A few days later, he added three more canvases, decorated with other behavior therapists.  Then, he added drawings made with ballpoint pens and written on lined paper. Words he wrote by himself. A spider (actually, lots of spiders!), people, butterflies, hearts, and anything else he was in the mood to write. Each page was taped to his walls, or on his ceiling near his bed. A few he had me put up above my computer so I could see them when I worked. 

As the weeks went on, the drawings became more precise. The hearts were less boxy, the lines smoother and rounder. The humans began to have fingers and necks and arms and hair and faces. The monsters had more legs and body parts.  Now, four months later, he continues to draw. Nearly every day he has something new to offer me. 

I pulled out an old camera I bought for when our oldest daughter played sports. It's a very nice camera. Not professional grade, but definitely not for selfies. 

Now that I don't have anyone in sports, I don't use it nearly as often as I should. I can do everything I need with my old iPhone. 

So I loaned it to Jacob and wound up with 137 photos of his toes, his knees, the rug, and his belly.  But there were a couple of gems too. Hopefully, if his interest continues, I'll be able to share some of those photos as he gets a better understanding of how the camera works. 

I'd love to see the world from his eyes. 

Thursday, March 10, 2022

Explosion of Words

 It's been so long since I've done an update on Jake. 

Life has been a whirlwind of activity. It always is, especially when he has six hours of ABA (Applied Behavioral Analysis). 


We're fighting insurance, and have been for months now.  Despite the fact that ABA is clinically proven to be effective for those with Down syndrome, insurance only wants to pay for those who have Autism. But six hours per day of ABA would mean nearly $2000/week in fees without insurance. 

Our doctor has given a diagnosis that insurance has said qualifies him for ABA, but they still won't pay for it.  It's been months and we're still fighting them. I'm not going to lie. I'm beginning to sweat. Any moment, I can get a phone call from our ABA provider cutting us off. 

I've tried to get a second opinion, and they're 18 months out for appointments. 

I have only one more person we can call.  We actually made an appointment with them four months ago, but they changed their registration proceedures and took us off the appointment list. So now we're starting all over again. 

Add COVID to the mix, and everything is getting done at a snail's pace. It's brutal. 

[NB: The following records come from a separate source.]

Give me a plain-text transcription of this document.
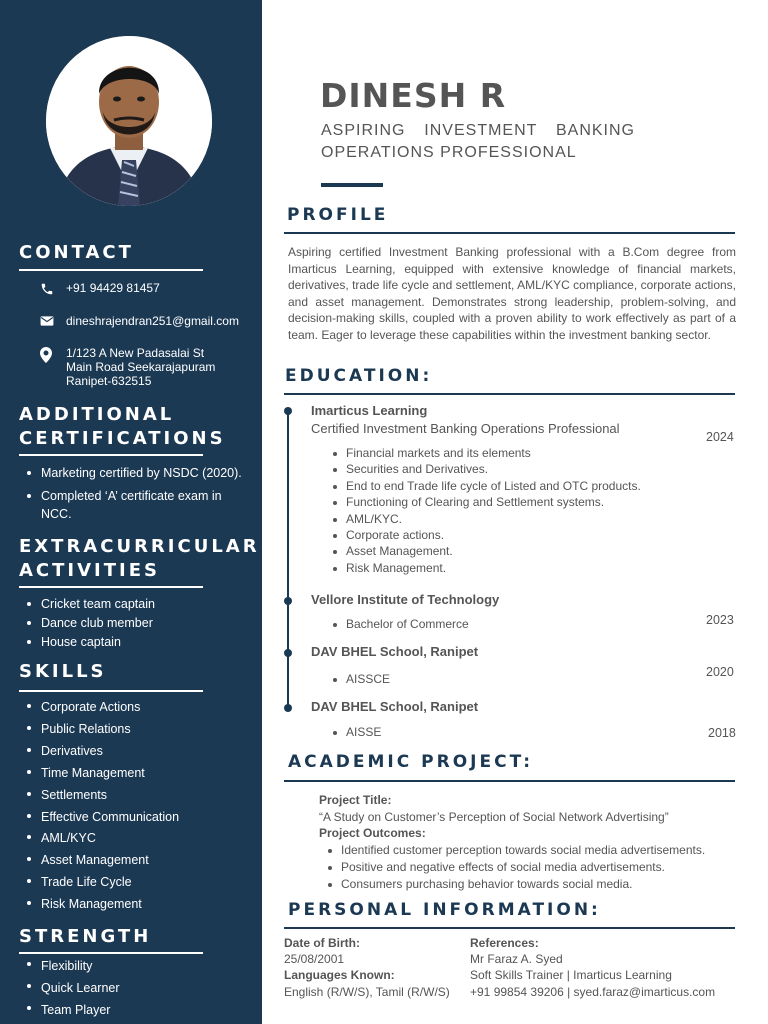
CONTACT
+91 94429 81457
dineshrajendran251@gmail.com
1/123 A New Padasalai St
Main Road Seekarajapuram
Ranipet-632515
ADDITIONAL
CERTIFICATIONS
Marketing certified by NSDC (2020).
Completed ‘A’ certificate exam in NCC.
EXTRACURRICULAR
ACTIVITIES
Cricket team captain
Dance club member
House captain
SKILLS
Corporate Actions
Public Relations
Derivatives
Time Management
Settlements
Effective Communication
AML/KYC
Asset Management
Trade Life Cycle
Risk Management
STRENGTH
Flexibility
Quick Learner
Team Player
DINESH R

ASPIRING INVESTMENT BANKING OPERATIONS PROFESSIONAL

PROFILE

Aspiring certified Investment Banking professional with a B.Com degree from Imarticus Learning, equipped with extensive knowledge of financial markets, derivatives, trade life cycle and settlement, AML/KYC compliance, corporate actions, and asset management. Demonstrates strong leadership, problem-solving, and decision-making skills, coupled with a proven ability to work effectively as part of a team. Eager to leverage these capabilities within the investment banking sector.

EDUCATION:

Imarticus Learning

Certified Investment Banking Operations Professional

2024

Financial markets and its elements
Securities and Derivatives.
End to end Trade life cycle of Listed and OTC products.
Functioning of Clearing and Settlement systems.
AML/KYC.
Corporate actions.
Asset Management.
Risk Management.

Vellore Institute of Technology

2023

Bachelor of Commerce

DAV BHEL School, Ranipet

2020

AISSCE

DAV BHEL School, Ranipet

2018

AISSE
ACADEMIC PROJECT:

Project Title:

“A Study on Customer’s Perception of Social Network Advertising”

Project Outcomes:

Identified customer perception towards social media advertisements.
Positive and negative effects of social media advertisements.
Consumers purchasing behavior towards social media.
PERSONAL INFORMATION:

Date of Birth:

25/08/2001

Languages Known:

English (R/W/S), Tamil (R/W/S)

References:

Mr Faraz A. Syed

Soft Skills Trainer | Imarticus Learning

+91 99854 39206 | syed.faraz@imarticus.com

But do you know what isn't brutal? 

Jacob's recent explosion of words. 

Yes, so many new words!

Words like 'thank you' used to be signed by blowing a kiss. Now he says, 'dank you.'

Today, as we watched Abominable before bed, I heard words like "home" and "Buddah" "fish" "baby" "water" "whoop" "snake" and a few other words. He's actively using and practicing words. And he delights in seeing my reaction to each new word. 



Plus, he's beginning to see the power of words; telling me what he wants to watch rather than being forced to choose between two movies of my liking. Counting, and asking for ten more minutes before going to bed, or asking to play with his big brother. Asking for (chicken) "nuggets" when he's hungry, or a "smooth"(ie) if he wants something different. 

Last week, my husband and I went on vacation alone for the first time since Jake was born. Jake didn't like it. Our adult son was watching Jake and his sister for the week, and said that several times, Jake would come to him and sign simultaneously while saying, "you, me, drive, mom, dad, now." He wanted Nathan to drive him to get us from wherever we were. Right NOW. 



When I came home late Monday night, Jake was already asleep in bed. In his usual fasion, he stirred late in the evening, so I crawled into bed, and put my arm over him. He rolled over, opened his eyes, and looked up at me. A grin washed over his face and he said, "Ahh, Mamma." Then he wrapped his arms around my neck and hugged me until he fell back asleep. 

Life is good. 

Speech, when we hear it, is amazing. 

It's hard to believe Jake is no longer a child. He's an eleven year-old man-child with meaty hands, and mischevious grin.  And I love him to death!